Child development class provides real life experience with kids

Child development class provides real life experience with kids

Jacqueline DeWitt

COLORFUL LEARNING: During Child Development class, sophomore Jamie Rotman helps Rana out as she works on a transportation coloring sheet. Rana is part of Titan Tots, a laboratory school located in room 183.

Grace Brunzell, staff writer

Around this time, South is scattered with teen parents. They haul their babies around –flour sack babies that is– traveling from class to class. This is one of the projects for the South elective Child Development taught by Kim Kiraly.

This elective consists of four levels. During each level, students learn new skills. According to Kiraly, the students learn about the fundamentals of development as well as how kids learn and grow from ages one to nine. As they progress to higher classes, they are able to work with the Titan Tots, and beyond that they have the opportunity to teach first grade classes at Winkelman Elementary School. Before they can teach, the students need to know how to effectively educate the kids.

“Writing their name, cutting papers [and] identifying shapes and colors are all skills that don’t magically happen for children,” Kiraly said. “Understanding what time of their life is appropriate to be learning the skills comes in [level 161]. In 261, 361 and 461 they learn how to support the students learning those skills.”

According to Kiraly, they also need to know how to write a clear lesson plan. A good lesson plan consists of goals that the kids strive to achieve. For example, one student-created lesson involves constructing paper penguins.

“They’re making a penguin project, but really what the students are teaching them is how to identify the different shapes that will eventually become the penguin,” Kiraly said.

After students have the fundamentals down, they are ready to work with the kids in Titan Tots. According to Kiraly, Titan Tots is a laboratory school, which means it is there to serve the purpose of teaching the high school students. It is very beneficial for the high schoolers, letting them learn about children and then being able to see it first hand.

According to Kiraly, taking this class and getting the opportunity to work with the kids gives the high schoolers a preview of what working with children in their future will be like.

“It’s giving them a huge head start for college because for most students by the time they get to Child Development [361] or [461] they’re thinking heavily about working with children,” Kiraly said. “Whether it be education, psychology or social work, they need to know all of these things.”

Junior Kasia Przybylska said Child Development has put being a teacher in perspective for her, and now it’s something she can see herself doing.
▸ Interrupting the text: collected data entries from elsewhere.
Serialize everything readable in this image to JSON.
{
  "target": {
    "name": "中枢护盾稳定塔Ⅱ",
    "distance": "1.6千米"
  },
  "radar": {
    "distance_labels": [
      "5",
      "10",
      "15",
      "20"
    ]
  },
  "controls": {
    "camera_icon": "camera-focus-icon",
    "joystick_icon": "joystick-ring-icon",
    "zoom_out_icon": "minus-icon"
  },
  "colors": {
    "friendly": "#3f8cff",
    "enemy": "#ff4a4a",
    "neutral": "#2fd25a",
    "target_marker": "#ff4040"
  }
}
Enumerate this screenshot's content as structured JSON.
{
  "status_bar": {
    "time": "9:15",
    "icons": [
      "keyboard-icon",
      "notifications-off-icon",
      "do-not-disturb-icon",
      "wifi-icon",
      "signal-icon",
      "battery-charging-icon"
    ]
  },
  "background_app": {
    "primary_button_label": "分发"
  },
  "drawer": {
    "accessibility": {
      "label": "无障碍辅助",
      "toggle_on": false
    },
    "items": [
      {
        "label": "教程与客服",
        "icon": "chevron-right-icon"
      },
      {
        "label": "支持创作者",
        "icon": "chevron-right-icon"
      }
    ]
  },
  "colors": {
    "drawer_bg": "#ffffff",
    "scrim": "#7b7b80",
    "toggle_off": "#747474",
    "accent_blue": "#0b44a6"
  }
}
“I can actually work with the kids and see what it’s like,” Przybylska said.

According to junior Reshmee Dhorchowdhury, taking this class has had positive effects on her as she learned much more than how to work with kids.

“It has made me more responsible because [I know that] someone’s education is in [my] hands,” Dhorchowdhury said.

Not only is the class hard work, but according to Dhorchowdhury, the kids are enjoyable.

“There’s this kid named Andrew and he can barely speak any English, but one thing he can do is run and give anyone a hug,” Dhorchowdhury said. “That’s one thing [that sticks with us,] is how affectionate the kids are towards us.”

According to both Przybylska and Dhorchowdhury, not only is this class informative, but it’s enjoyable to work with the other students and adults. They strongly suggest this class to everyone, even if they aren’t interested in being a teacher or working with kids.

“Everyone is like a family, [and] we are all so comfortable with each other and close,” Przybylska said.

Over at Winkelman Elementary School, the feeling of family is still present but the role of the high schoolers is slightly different. According to junior Jessica Hoker, from Monday to Thursday she teaches math and reading to first graders for half-an-hour.

“The first day I was really nervous because I didn’t want to mess anything up,” Hoker said. “Once I got the swing of things [it got easier]. They were doing things like addition and subtraction, so that’s something I have a comprehension over. It’s a lot of fun, [and] I plan some lessons, but usually I teach.”

This opportunity has been something Hoker has enjoyed, and it has made her realize she wants to do it in the future.

“They get really excited and that makes me feel good and that’s part of the reason I want to go into education, so I can work with kids and help them learn but also cope with life struggles,” Hoker said.

According to Kiraly, this system is beneficial for the kids as well as the high schoolers. They are able to have more one-on-one time because of the low student-to-teacher ratio. This benefits the children’s learning experience and allows them to connect with the older students.

“[The high schoolers] know if [the preschoolers] are having a good day or bad day and they’re able to differentiate their teaching to make sure that kid is getting what they need that day,” Kiraly said. “There’s a great relationship that’s built between the teachers and the preschoolers.”